The presence of US nuclear weapons in Europe is considered by Russia a relic of the Cold War that should have been scrapped long ago. Reports that nations that do not even host US nukes are being trained to deploy them – and which Stoltenberg refrained from naming – are a matter of serious concern for Russian military planners.

“The US military is training the armed forces of European countries to employ tactical nuclear weapons against Russia,” Russian Foreign Minister Sergey Lavrov told the UN Conference on Disarmament in Geneva in March. “The presence of ready-for-use US tactical nuclear weapons in Europe is not just remnants of the Cold War, but clearly an aggressive stance.”

Moscow says the training violates the spirit of the Non-Proliferation Treaty (NPT). Stoltenberg reassured the students that NATO must possess a credible deterrence in order to prevent a nuclear attack against its members and that nuclear sharing “is not obsolete.”
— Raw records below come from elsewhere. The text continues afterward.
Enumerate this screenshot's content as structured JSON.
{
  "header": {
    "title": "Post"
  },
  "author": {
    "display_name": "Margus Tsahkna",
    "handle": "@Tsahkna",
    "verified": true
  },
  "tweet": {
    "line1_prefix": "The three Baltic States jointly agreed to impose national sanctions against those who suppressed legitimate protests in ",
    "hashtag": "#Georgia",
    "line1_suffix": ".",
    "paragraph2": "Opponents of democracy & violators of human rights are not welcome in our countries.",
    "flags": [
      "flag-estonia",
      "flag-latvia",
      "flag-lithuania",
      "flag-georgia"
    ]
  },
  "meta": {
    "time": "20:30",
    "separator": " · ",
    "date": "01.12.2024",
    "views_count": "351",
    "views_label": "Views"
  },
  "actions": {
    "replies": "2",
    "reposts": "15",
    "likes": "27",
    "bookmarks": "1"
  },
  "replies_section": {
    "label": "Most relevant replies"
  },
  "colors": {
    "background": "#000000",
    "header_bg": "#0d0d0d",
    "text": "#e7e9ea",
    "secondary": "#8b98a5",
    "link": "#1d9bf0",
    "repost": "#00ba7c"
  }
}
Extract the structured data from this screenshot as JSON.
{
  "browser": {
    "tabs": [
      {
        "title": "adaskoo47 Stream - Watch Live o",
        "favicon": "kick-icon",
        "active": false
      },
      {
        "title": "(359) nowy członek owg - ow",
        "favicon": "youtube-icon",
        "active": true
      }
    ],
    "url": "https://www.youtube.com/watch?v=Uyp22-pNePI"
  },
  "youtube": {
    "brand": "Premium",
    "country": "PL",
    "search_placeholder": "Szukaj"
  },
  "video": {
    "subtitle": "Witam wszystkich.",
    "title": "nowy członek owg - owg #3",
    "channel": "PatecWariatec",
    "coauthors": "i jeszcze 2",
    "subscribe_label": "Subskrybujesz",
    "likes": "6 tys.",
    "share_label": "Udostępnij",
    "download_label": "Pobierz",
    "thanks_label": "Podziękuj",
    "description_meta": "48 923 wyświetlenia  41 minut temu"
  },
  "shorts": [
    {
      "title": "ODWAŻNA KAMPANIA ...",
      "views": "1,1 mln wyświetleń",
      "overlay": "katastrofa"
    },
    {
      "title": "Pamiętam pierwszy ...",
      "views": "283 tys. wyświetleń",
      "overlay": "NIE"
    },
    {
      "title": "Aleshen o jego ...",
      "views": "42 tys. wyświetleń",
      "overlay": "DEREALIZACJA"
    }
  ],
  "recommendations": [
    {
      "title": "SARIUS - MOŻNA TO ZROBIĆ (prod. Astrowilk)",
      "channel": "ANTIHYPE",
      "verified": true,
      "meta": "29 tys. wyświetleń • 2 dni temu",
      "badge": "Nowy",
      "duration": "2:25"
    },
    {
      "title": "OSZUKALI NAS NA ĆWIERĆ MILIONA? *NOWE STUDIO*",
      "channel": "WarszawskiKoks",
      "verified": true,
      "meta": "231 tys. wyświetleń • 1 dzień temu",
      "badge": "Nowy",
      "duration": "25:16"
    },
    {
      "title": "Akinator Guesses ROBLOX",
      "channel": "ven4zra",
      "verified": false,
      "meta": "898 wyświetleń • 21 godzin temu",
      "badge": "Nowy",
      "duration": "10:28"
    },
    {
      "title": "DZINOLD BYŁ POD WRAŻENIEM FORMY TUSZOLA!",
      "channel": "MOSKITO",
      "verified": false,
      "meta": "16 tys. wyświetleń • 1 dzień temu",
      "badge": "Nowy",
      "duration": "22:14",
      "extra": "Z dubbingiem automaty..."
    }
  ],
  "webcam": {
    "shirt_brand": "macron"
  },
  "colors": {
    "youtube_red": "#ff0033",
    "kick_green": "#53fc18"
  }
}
Russia indeed invests in its nuclear arsenal, preparing to replace over the next decade dozens of old Voevoda silo-based intercontinental ballistic missiles with the new Sarmat ICBM, after its trial is completed. Moscow says the heavier and longer-range Sarmat is necessary to counter the US global antiballistic missile system, which Russia sees as an attempt to undermine its nuclear deterrence capability. Russia’s current tactical nuclear weapons arsenal is maintained to counter NATO’s overwhelming superiority over Russia in terms of conventional weapons.